И так — до наших времен! вплоть до наших времен! Этот круг, порочный круг бытия — он душит меня за горло! И стоит мне прочесть хорошую книжку — я никак не могу разобраться, кто отчего пьет: низы, глядя вверх, или верхи, глядя вниз. И я уже не могу, я бросаю книжку. Пью месяц, пью другой, а потом…
— Стоп! — прервал его декабрист. — А разве нельзя не пить? Взять себя в руки — и не пить? Вот — тайный советник Гете, например, совсем не пил…
— Не пил? Совсем? — черноусый даже привстал и надел берет. — Не может этого быть!
— А вот и может. Сумел человек взять себя в руки — и ни грамма не пил…
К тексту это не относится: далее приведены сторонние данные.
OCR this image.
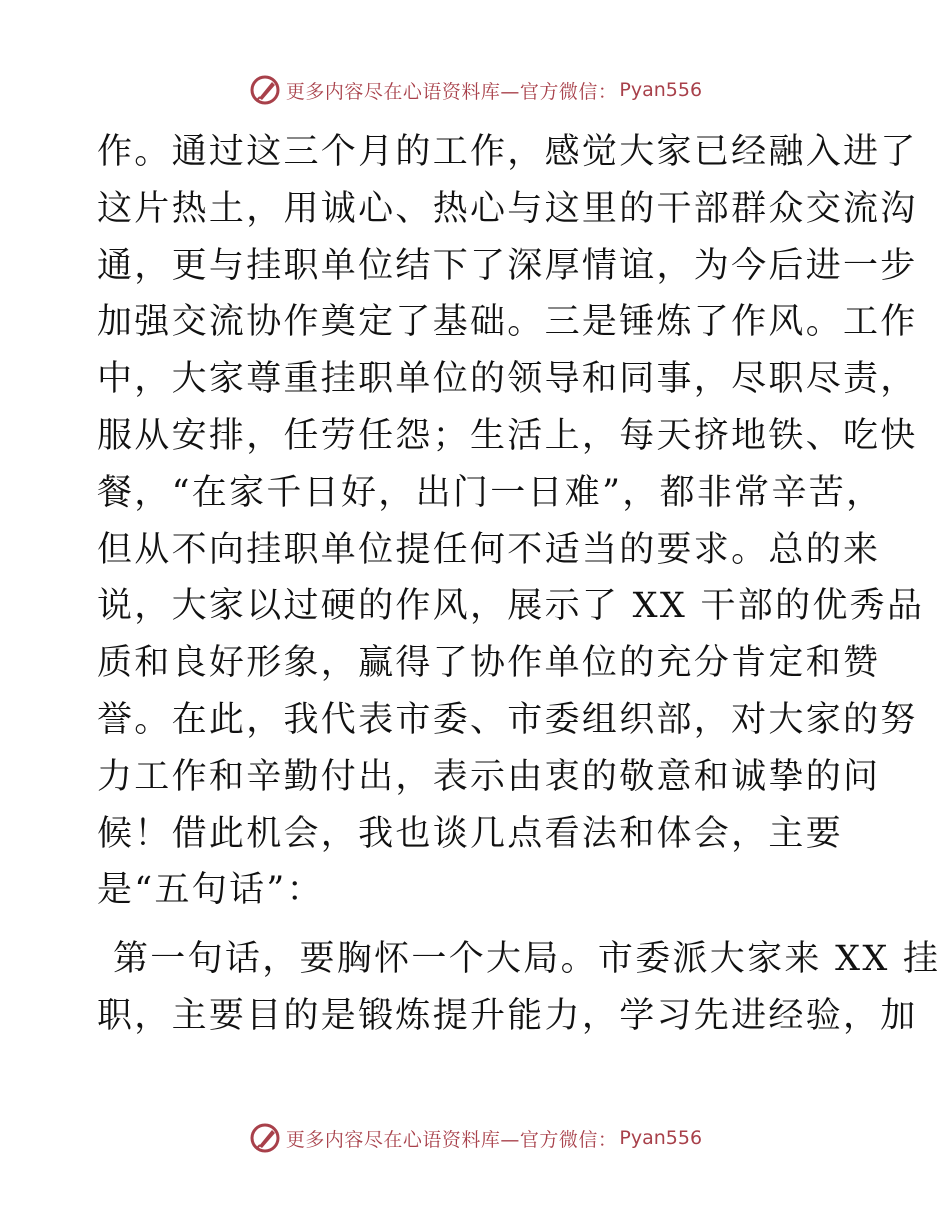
更多内容尽在心语资料库—官方微信： Pyan556
作。通过这三个月的工作，感觉大家已经融入进了
这片热土，用诚心、热心与这里的干部群众交流沟
通，更与挂职单位结下了深厚情谊，为今后进一步
加强交流协作奠定了基础。三是锤炼了作风。工作
中，大家尊重挂职单位的领导和同事，尽职尽责，
服从安排，任劳任怨；生活上，每天挤地铁、吃快
餐，“在家千日好，出门一日难”，都非常辛苦，
但从不向挂职单位提任何不适当的要求。总的来
说，大家以过硬的作风，展示了 XX 干部的优秀品
质和良好形象，赢得了协作单位的充分肯定和赞
誉。在此，我代表市委、市委组织部，对大家的努
力工作和辛勤付出，表示由衷的敬意和诚挚的问
候！借此机会，我也谈几点看法和体会，主要
是“五句话”：
第一句话，要胸怀一个大局。市委派大家来 XX 挂
职，主要目的是锻炼提升能力，学习先进经验，加
更多内容尽在心语资料库—官方微信： Pyan556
— Вы имеете в виду Иоганна фон Гете?
— Да. Я имею в виду Иоганна фон Гете, который ни грамма не пил.
— Странно… А если б Фридрих Шиллер поднес бы ему?.. бокал шампанского?..
— Все равно бы не стал. Взял бы себя в руки — и не стал. Сказал бы: не пью ни грамма.
Черноусый поник и затосковал. На глазах у публики рушилась вся его система, такая стройная система, сотканная из пылких и блестящих натяжек. «Помоги ему, Ерофеев, — шепнул я сам себе, — помоги человеку. Ляпни какую-нибудь аллегорию или…»
— Так вы говорите: тайный советник Гете не пил ни грамма? — я повернулся к декабристу. — А почему он не пил, вы знаете? Что его заставляло не пить? Все честные умы пили, а он — не пил? Почему? Вот мы сейчас едем в Петушки, и почему-то везде остановки, кроме Есино. Почему бы им не остановиться и в Есино? Так вот нет же. Проперли без остановки. А все потому, что в Есино нет пассажиров, они все садятся или в Храпунове, или во Фрязеве. Да. Идут от самого Есино до самого Храпунова или до самого Фрязева — и там садятся. Потому что все равно ведь поезд в Есино прочешет без остановки. Вот так поступал и Иоганн фон Гете, старый дурак. Думаете, ему не хотелось выпить? Конечно, хотелось. Так он, чтобы самому не скопытиться, вместо себя заставлял пить всех своих персонажей. Возьмите хоть «Фауста»: кто там не пьет? Все пьют. Фауст пьет и молодеет, Зибель пьет и лезет на Фауста, Мефистофель только и делает, что пьет и угощает буршей и поет им «Блоху». Вы спросите: для чего это нужно было тайному советнику Гете? Так я вам скажу: а для чего он заставил Вертера пустить себе пулю в лоб? Потому что — есть свидетельство — он сам был на грани самоубийства, но чтоб отделаться от искушения, заставил Вертера сделать это вместо себя. Вы понимаете? Он остался жить, но как бы покончил с собой, и был вполне удовлетворен. Это даже хуже прямого самоубийства, в этом больше трусости, и эгоизма, и творческой низости…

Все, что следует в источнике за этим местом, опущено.